Muitos dizem que a alma nos liga às pessoas e o espírito nos liga a Deus.
Acordei no meio da noite com uma algazarra na rua. Não estava acreditando naquilo. Levantei e fui até a janela e vi crianças jogando futebol na rua. Fiquei pensando como podia acontecer uma coisa dessa. Como os pais daquelas crianças permitiam seus filhos brincando em plena madrugada. Pensei que provavelmente estavam em alguma festa e resolveram fazer aquele jogo, incomodando a vizinhança.
Estava morando naquele lugar há menos de uma semana.
No dia seguinte comentei com alguns vizinhos sobre o fato do futebol da madrugada.
Pra meu espanto eles disseram que não viram nada. Pensei que podia ter sonhado, mas eu estava bem acordada quando cheguei na janela.

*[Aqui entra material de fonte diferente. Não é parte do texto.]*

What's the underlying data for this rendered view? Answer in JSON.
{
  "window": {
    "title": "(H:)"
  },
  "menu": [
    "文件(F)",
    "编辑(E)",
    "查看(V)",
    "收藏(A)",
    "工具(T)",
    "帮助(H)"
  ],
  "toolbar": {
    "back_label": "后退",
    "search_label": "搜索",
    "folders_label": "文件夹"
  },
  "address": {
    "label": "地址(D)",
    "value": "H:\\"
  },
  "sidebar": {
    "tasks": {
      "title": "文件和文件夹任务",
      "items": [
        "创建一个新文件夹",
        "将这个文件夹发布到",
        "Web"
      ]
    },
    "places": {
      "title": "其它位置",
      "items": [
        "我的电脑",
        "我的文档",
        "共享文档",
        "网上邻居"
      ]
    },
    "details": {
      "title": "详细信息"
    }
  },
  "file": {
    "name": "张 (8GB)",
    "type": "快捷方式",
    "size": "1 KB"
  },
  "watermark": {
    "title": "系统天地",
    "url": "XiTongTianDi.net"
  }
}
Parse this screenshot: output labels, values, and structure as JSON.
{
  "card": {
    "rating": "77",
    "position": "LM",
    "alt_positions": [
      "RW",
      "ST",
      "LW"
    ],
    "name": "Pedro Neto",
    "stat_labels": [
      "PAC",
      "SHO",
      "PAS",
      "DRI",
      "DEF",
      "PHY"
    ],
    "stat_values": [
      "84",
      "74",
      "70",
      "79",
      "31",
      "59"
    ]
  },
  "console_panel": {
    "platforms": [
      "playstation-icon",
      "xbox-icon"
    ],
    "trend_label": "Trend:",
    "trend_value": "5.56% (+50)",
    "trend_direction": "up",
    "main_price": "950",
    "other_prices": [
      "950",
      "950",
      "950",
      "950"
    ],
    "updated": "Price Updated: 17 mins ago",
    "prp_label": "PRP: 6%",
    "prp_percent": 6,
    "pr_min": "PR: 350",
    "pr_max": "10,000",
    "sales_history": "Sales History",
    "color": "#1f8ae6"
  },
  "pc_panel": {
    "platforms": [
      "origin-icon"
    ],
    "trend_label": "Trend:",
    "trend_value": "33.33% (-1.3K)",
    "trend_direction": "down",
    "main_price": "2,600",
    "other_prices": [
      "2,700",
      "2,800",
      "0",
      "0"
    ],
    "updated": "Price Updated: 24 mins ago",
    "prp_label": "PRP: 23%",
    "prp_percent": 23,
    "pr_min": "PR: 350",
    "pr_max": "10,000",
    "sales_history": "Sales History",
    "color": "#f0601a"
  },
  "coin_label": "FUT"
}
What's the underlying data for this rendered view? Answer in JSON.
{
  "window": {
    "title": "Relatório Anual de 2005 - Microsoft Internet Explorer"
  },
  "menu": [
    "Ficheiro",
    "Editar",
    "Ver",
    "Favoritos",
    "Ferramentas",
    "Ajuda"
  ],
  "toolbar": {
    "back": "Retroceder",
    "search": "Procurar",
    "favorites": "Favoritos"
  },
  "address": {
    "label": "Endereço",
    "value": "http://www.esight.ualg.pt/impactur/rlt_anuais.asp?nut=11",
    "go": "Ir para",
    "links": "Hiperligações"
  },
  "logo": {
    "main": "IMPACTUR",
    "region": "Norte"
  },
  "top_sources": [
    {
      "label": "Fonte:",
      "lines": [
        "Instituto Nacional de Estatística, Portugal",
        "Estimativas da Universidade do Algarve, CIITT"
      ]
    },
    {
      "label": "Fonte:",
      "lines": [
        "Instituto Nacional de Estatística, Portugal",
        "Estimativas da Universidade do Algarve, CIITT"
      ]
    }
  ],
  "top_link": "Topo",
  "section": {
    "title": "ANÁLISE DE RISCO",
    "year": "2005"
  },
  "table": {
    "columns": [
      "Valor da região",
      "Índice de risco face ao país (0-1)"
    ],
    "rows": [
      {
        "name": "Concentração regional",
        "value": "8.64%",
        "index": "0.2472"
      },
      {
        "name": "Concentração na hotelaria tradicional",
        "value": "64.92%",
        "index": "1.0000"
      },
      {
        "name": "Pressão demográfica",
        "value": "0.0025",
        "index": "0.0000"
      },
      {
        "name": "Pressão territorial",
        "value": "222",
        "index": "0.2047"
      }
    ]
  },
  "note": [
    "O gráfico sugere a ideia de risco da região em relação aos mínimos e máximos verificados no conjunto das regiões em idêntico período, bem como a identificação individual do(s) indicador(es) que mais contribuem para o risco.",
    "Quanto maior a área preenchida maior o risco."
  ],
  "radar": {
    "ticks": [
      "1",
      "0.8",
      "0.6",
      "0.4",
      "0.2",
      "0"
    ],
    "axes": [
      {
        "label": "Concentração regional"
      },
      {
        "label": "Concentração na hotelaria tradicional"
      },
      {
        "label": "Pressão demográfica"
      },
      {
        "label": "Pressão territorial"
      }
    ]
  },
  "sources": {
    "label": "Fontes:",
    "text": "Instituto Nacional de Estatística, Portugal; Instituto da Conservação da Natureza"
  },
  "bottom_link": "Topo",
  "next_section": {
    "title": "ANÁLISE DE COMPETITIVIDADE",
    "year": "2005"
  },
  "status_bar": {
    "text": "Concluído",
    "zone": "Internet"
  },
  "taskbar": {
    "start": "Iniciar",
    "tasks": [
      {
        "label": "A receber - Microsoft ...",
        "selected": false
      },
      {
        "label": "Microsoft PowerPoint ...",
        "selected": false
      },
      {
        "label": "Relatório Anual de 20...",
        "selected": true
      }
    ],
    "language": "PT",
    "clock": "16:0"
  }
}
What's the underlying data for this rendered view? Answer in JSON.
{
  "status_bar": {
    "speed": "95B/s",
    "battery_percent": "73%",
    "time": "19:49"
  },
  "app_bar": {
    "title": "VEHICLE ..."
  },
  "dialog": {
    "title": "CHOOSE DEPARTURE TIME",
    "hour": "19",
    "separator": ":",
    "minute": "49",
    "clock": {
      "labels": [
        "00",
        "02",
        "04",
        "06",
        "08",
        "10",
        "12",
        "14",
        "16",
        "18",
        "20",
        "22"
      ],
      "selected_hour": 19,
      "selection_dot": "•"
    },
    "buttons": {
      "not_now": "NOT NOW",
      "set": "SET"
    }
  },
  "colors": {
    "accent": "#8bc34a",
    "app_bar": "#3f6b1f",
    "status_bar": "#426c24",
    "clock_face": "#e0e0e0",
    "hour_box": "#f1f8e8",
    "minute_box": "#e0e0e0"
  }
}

Alguns dias depois a mesma cena se repetiu. Acordei no meio da noite com aquelas crianças jogando futebol no meio da noite e no meio da rua. Pensei em descer lá e ver o que estava acontecendo, mas desisti. Acabei adormecendo.
Comentei com outros vizinhos e eles disseram que não ouviram nenhum barulho. Fiquei espantada e pensando que estava tendo delírios ou visões.
Essa situação continuou. Dias depois lá estavam aqueles pestinhas na rua jogando o futebol, rindo e gritando. E outras vezes. Ninguém dava noticia daquela farra das crianças.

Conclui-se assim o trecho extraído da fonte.